Evlilik hazırlığı haddinden fazla zor bir işmiş. Devamlı bir hareket halindesiniz. İki ayı geçkin bir süredir işten çıkınca eve gidip şöyle bir koltuğa uzanmışlığım yok. Muhakkak bir dükkândayız, ille bir eksik hususu gidermeye çalışmaktayız.

İzmir Esnaf Odası’ndan yazı geldi. Diyorlar ki; “Erdem Bey, üç aya yakındır sizi takip ediyoruz, özellikle mobilya ve beyaz eşya mağazalarını bizden iyi tanıyorsunuz, gelin Odamızın yönetim kuruluna üye olun…” Kibarca reddettim. “Bu dükkân gezme furyası elbet bir gün son bulacak, siz başka birine bakın” dedim. Biraz kırıldılar ama ne yapayım, kaç parçaya bölüneyim…

Evlenenler bilir, bu yoğun tempo aynı zamanda iş temposuyla birlikte yürüyor.

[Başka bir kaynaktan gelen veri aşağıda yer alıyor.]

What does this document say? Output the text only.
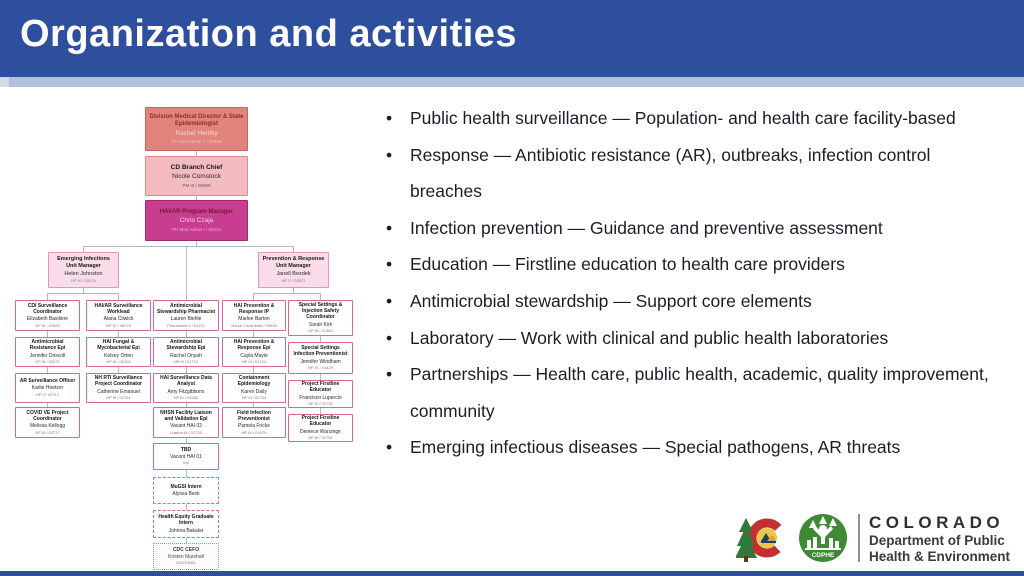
Organization and activities
Division Medical Director & State Epidemiologist
Rachel Herlihy
PH Med Admin II / 57408
CD Branch Chief
Nicole Comstock
PM III / 00609
HAI/AR Program Manager
Chris Czaja
PH Med Admin I / 60410
Emerging Infections Unit Manager
Helen Johnston
HP VI / 02074
Prevention & Response Unit Manager
Janell Bezdek
HP V / 02872
CDI Surveillance Coordinator
Elizabeth Basiliere
HP III / 02920
Antimicrobial Resistance Epi
Jennifer Driscoll
HP III / 02071
AR Surveillance Officer
Karlie Hoetzer
HP II / 00717
COVID VE Project Coordinator
Melissa Kellogg
HP III / 02777
HAI/AR Surveillance Worklead
Alana Cilwick
HP IV / 08075
HAI Fungal & Mycobacterial Epi
Kelsey Orten
HP III / 02103
NH RTI Surveillance Project Coordinator
Catherine Emanuel
HP III / 02761
Antimicrobial Stewardship Pharmacist
Lauren Biehle
Pharmacist II / 01122
Antimicrobial Stewardship Epi
Rachel Onyah
HP III / 01712
HAI Surveillance Data Analyst
Amy Fitzgibbons
HP IV / 02452
NHSN Facility Liaison and Validation Epi
Vacant HAI 02
Liaison III / 02715
TBD
Vacant HAI 01
tbd
MuGSI Intern
Alyssa Beck
Health Equity Graduate Intern
Johnna Bakalar
CDC CEFO
Kristen Marshall
CDC01061
HAI Prevention & Response IP
Marlee Barton
Nurse Consultant / 00906
HAI Prevention & Response Epi
Cayla Mayle
HP III / 01714
Containment Epidemiology
Karen Daily
HP III / 02754
Field Infection Preventionist
Pamela Fricke
HP IV / 01979
Special Settings & Injection Safety Coordinator
Sarah Kirk
HP III / 01384
Special Settings Infection Preventionist
Jennifer Windham
HP IV / 01429
Project Firstline Educator
Francisco Lupercio
HP III / 01739
Project Firstline Educator
Deniece Waruinge
HP III / 01761
• Public health surveillance — Population- and health care facility-based
• Response — Antibiotic resistance (AR), outbreaks, infection control breaches
• Infection prevention — Guidance and preventive assessment
• Education — Firstline education to health care providers
• Antimicrobial stewardship — Support core elements
• Laboratory — Work with clinical and public health laboratories
• Partnerships — Health care, public health, academic, quality improvement, community
• Emerging infectious diseases — Special pathogens, AR threats
CDPHE
COLORADO
Department of Public
Health & Environment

Malum, bizim telefonlar pek susmaz. Ya müvekkil arar, ya büro ya da kalemden birileri. Bu sıcakta alışveriş yapmaya çalışıp aynı zamanda hiç susmayan telefonlara yanıt vermekten benim kayış üzerinize afiyet biraz koptu. Kime ne dediğimi bilmez durumdayım.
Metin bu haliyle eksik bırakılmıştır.